Often the names of islets, reefs, bays and shallows are somewhat daring.

– In older times, place names on the maps were collected by the surveyors who charted the area. It was done by the hydrograph or someone else on the team talking to residents, farmers and fishermen who had lived in the area for generations, says senior engineer in the Naval Division of the State Map Authority, Inger Tellefsen, to NTB.

The Sperm Bank

The Sperm Bank (Spermbanken) outside Nesodden was named Norway’s most hilarious place name in 2006. It is a shallow at approximately 35 metres in Bunnefjorden. It entered into the maps for the first time in 1972, but the origins are probably far older. From old, the area is known as a breeding ground for fish, and some believe that is the background of the choice of the name, while others believe that it is was frequently visited by sperm whales long time ago.

Nesodden can also boast of the Woman’s Arse Bank (Kjerringrævgrunnen). It is a 16 metres depth shallow a little north of the archipelago of Steilene and has got its name from a protruding headland which is supposed to resemble … yes, precisely! The name first entered into the maps in 1906.

Lots of feelings

– There are a lot of feelings surrounding place names. This is clearly apparent when a revised map is published and carefully studied by local seafarers. We often get more feedback regarding location names from users than on other information on the map, says Tellefsen.

Further out in the Oslo Fjord we find The Mare’s Forehead (Merrapanna). The name is located in both Sarpsborg and Fredrikstad municipalities, but it is first and foremost associated with a hill near Hankø. If the hill, viewed from the sea, resembles the forehead of a horse, that might be a probable source for the name.

The Friday Hole and Fart Bay (Fredagshølet and Fisebukta)

In the Hvaler archipelago, we also find the sheltered bay called Fredagshølet – a popular harbour on Fridays – and the Dung Heap (Møkkalasset) reef. The latter is found in other places as well, including in Bærum, Frogn and Hurum.

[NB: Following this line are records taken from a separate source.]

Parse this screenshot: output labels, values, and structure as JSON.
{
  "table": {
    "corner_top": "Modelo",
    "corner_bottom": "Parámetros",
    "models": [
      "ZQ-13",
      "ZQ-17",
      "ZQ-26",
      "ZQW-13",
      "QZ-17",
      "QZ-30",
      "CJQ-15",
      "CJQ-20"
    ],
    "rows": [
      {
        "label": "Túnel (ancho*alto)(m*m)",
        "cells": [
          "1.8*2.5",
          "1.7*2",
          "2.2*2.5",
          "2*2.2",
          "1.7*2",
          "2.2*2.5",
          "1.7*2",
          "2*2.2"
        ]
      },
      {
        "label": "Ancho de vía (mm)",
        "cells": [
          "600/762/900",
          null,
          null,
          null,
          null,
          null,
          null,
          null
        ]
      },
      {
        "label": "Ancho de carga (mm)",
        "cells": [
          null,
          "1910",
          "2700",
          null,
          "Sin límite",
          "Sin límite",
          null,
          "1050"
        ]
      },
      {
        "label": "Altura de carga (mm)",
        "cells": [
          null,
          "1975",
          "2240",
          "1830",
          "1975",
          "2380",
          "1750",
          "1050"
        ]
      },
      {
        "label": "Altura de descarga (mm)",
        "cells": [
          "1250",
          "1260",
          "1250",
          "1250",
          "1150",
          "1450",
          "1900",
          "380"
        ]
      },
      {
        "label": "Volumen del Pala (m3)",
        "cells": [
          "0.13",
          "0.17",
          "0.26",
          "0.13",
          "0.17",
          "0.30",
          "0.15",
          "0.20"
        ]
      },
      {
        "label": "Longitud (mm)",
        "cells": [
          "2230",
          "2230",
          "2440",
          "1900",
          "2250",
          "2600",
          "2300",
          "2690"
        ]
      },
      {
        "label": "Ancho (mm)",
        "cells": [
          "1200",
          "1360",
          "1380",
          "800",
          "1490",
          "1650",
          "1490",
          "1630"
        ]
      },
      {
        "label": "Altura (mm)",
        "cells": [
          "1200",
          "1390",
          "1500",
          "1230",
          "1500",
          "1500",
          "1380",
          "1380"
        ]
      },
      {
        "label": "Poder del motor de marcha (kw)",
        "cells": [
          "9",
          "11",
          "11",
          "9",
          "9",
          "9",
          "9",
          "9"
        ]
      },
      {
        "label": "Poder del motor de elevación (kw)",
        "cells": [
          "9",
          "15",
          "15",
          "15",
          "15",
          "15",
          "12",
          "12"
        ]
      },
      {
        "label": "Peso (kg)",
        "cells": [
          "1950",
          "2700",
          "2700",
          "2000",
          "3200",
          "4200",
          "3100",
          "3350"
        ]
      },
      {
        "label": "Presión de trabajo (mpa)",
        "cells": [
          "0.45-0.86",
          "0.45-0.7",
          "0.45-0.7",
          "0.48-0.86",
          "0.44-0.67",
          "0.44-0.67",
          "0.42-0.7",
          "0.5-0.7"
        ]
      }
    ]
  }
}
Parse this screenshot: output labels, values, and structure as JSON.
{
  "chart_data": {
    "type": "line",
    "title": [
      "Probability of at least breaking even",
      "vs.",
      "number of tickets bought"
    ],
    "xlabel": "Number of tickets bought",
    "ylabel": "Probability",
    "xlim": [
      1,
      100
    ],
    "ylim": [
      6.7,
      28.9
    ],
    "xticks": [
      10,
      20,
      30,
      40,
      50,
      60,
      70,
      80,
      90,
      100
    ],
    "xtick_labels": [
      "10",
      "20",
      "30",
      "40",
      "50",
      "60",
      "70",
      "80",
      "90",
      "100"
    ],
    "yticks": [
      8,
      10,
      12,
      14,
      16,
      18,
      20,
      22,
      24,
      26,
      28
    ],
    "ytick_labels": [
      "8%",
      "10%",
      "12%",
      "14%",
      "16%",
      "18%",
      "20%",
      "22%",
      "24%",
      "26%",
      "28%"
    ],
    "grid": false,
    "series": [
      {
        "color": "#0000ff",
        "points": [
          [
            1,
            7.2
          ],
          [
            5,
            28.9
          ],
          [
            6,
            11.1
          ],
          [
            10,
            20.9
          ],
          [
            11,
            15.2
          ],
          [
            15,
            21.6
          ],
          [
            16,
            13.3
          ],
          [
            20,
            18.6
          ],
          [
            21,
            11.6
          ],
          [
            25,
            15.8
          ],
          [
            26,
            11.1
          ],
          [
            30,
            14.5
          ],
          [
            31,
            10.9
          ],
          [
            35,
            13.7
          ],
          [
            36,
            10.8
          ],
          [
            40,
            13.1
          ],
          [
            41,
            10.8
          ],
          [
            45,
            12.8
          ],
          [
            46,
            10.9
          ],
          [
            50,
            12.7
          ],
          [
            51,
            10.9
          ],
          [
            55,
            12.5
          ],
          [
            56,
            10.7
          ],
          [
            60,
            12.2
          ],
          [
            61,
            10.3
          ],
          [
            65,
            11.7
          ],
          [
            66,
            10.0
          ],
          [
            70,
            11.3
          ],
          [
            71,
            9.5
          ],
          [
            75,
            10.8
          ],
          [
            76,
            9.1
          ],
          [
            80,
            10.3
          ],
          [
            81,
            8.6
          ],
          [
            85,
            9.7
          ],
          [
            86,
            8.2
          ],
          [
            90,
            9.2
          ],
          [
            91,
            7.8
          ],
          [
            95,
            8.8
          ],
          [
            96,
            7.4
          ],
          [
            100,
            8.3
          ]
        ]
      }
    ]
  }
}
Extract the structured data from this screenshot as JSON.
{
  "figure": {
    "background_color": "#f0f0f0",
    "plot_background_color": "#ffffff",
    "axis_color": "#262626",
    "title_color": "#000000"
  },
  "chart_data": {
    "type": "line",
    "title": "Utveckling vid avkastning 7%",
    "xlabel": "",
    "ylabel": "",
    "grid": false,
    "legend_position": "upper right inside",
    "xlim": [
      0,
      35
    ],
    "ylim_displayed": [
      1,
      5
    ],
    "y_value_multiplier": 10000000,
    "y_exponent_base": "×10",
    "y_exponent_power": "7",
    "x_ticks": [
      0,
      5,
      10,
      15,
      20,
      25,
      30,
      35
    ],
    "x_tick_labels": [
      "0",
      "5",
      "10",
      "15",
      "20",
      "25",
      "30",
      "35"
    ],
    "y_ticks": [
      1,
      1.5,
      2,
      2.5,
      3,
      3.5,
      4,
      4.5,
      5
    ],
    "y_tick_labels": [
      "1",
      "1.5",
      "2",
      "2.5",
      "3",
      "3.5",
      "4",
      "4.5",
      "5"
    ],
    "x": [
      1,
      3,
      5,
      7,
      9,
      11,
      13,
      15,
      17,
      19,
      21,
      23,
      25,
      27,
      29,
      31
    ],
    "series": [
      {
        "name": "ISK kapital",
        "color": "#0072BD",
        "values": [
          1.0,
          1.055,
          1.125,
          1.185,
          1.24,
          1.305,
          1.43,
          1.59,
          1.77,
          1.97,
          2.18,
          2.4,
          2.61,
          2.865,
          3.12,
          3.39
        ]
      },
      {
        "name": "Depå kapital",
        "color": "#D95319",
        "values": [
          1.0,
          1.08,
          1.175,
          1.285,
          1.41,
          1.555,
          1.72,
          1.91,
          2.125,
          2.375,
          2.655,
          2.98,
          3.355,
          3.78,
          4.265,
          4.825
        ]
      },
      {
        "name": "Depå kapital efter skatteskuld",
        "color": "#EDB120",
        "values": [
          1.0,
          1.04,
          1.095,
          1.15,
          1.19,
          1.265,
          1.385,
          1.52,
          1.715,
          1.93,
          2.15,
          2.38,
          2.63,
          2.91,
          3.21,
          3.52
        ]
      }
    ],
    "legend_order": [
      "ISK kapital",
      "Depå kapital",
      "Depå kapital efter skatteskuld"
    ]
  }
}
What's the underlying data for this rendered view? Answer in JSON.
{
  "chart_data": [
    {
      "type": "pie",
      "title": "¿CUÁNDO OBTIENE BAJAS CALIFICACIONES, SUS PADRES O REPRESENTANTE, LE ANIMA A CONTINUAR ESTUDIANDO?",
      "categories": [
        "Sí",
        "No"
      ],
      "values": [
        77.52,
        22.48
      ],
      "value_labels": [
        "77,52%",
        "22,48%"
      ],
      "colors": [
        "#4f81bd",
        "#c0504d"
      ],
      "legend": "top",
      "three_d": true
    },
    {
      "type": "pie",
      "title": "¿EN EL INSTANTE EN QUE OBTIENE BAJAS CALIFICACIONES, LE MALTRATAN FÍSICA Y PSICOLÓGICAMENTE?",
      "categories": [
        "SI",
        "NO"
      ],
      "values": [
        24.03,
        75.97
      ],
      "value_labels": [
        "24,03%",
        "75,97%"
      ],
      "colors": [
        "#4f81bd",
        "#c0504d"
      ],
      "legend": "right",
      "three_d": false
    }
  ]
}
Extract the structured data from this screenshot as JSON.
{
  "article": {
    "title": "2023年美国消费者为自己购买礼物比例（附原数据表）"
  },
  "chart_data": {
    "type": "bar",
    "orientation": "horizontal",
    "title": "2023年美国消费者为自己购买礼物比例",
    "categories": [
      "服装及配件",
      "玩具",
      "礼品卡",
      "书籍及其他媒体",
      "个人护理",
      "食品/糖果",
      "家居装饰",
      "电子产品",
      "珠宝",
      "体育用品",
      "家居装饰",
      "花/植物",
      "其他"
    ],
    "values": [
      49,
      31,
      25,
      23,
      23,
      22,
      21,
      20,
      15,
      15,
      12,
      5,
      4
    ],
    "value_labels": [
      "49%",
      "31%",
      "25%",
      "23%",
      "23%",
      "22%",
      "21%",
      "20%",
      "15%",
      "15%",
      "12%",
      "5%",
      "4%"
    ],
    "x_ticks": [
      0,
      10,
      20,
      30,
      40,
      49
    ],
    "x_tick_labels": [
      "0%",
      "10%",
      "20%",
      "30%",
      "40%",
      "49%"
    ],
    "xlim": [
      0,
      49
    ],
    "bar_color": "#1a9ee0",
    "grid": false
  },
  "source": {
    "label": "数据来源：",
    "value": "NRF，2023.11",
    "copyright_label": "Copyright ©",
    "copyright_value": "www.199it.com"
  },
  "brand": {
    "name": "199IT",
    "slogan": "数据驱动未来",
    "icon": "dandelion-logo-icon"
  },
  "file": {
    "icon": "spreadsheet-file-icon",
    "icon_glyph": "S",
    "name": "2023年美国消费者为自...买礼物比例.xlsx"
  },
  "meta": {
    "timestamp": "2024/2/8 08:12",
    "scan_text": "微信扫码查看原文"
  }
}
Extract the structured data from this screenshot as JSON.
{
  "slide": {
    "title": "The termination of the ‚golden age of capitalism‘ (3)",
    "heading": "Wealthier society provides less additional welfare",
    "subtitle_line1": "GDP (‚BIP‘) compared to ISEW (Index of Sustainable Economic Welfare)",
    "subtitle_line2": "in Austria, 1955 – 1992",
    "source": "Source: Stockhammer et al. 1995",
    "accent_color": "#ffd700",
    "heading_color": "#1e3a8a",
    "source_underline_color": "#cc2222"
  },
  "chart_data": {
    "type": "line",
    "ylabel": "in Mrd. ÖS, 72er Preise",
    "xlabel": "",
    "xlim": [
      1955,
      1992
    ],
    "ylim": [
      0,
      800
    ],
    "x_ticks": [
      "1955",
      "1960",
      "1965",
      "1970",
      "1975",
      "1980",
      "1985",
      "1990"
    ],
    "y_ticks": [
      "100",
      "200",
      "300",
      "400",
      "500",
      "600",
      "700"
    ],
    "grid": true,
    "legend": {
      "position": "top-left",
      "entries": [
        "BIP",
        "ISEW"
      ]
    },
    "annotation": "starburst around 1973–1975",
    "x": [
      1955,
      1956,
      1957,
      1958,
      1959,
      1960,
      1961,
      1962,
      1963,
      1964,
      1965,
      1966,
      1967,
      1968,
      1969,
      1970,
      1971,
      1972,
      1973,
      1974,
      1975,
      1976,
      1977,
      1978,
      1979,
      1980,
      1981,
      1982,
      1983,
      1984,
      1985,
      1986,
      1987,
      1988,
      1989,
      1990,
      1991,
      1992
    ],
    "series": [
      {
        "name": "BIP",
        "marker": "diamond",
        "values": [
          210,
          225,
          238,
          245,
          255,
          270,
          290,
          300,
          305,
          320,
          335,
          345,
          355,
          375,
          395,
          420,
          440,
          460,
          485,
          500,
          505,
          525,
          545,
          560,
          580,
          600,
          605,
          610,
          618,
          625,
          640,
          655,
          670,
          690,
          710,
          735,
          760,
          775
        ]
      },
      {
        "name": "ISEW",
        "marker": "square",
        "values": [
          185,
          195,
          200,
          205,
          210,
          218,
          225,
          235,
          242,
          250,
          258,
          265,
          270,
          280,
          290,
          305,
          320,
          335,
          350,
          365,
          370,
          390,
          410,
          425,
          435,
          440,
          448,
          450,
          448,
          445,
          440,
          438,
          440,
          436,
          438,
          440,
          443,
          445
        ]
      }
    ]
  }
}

One can also wonder about the origins of places like The Cheese Stool Bank (Ostekrakk) outside Slevik in Fredrikstad municipality, the Ovulation Island (Eggeløysa) outside Harøy in Møre and Romsdal, as well as its namesake outside the Rabbenes in Troms and not least the Pastor’s Wife’s Hole (Prestkoneholet) in Hordaland. Worth mentioning is also the Jerk-off (Runken) reef which lies outside Brekkestø in Lillesand.

Outside Larvik, boaters can enjoy themselves in Fart Bay (Fisebukta), located at the Fart Homestead Headland (Fisebuodden). In Sande in Vestfold, we find Shit Bay (Møkkabukta), while The Hindman’s Hole (Faenshølet) at Tjøme is due to a not so cheerful event. The latter is, by the way, a common denominator for many place names.

Named after accidents

– Place names that have been collected over time, and that have ended up in a maritime map, have sometimes come as a result of an unfortunate event. This is clearly visible on the place name of dangerous reefs and shallows where an unlucky fisherman or boatman has had his vessel or equipment damaged or lost. Outside Stad in Selje municipality, there are, for example, shallows with the names Unsafe (Utryggen) and the Dirty Shallow (Skitnefluda), marked by a light-buoy called The Old Woman (Gamla), Tellefsen concludes.

All place names in Norwegian maritime maps are taken from older charts and, if necessary, the spelling is modernised, which led to large protests when the Stavanger area islands were given an “-a” ending. Names are selected in consultation with the location name service of the Norwegian Language Council (Språkrådet).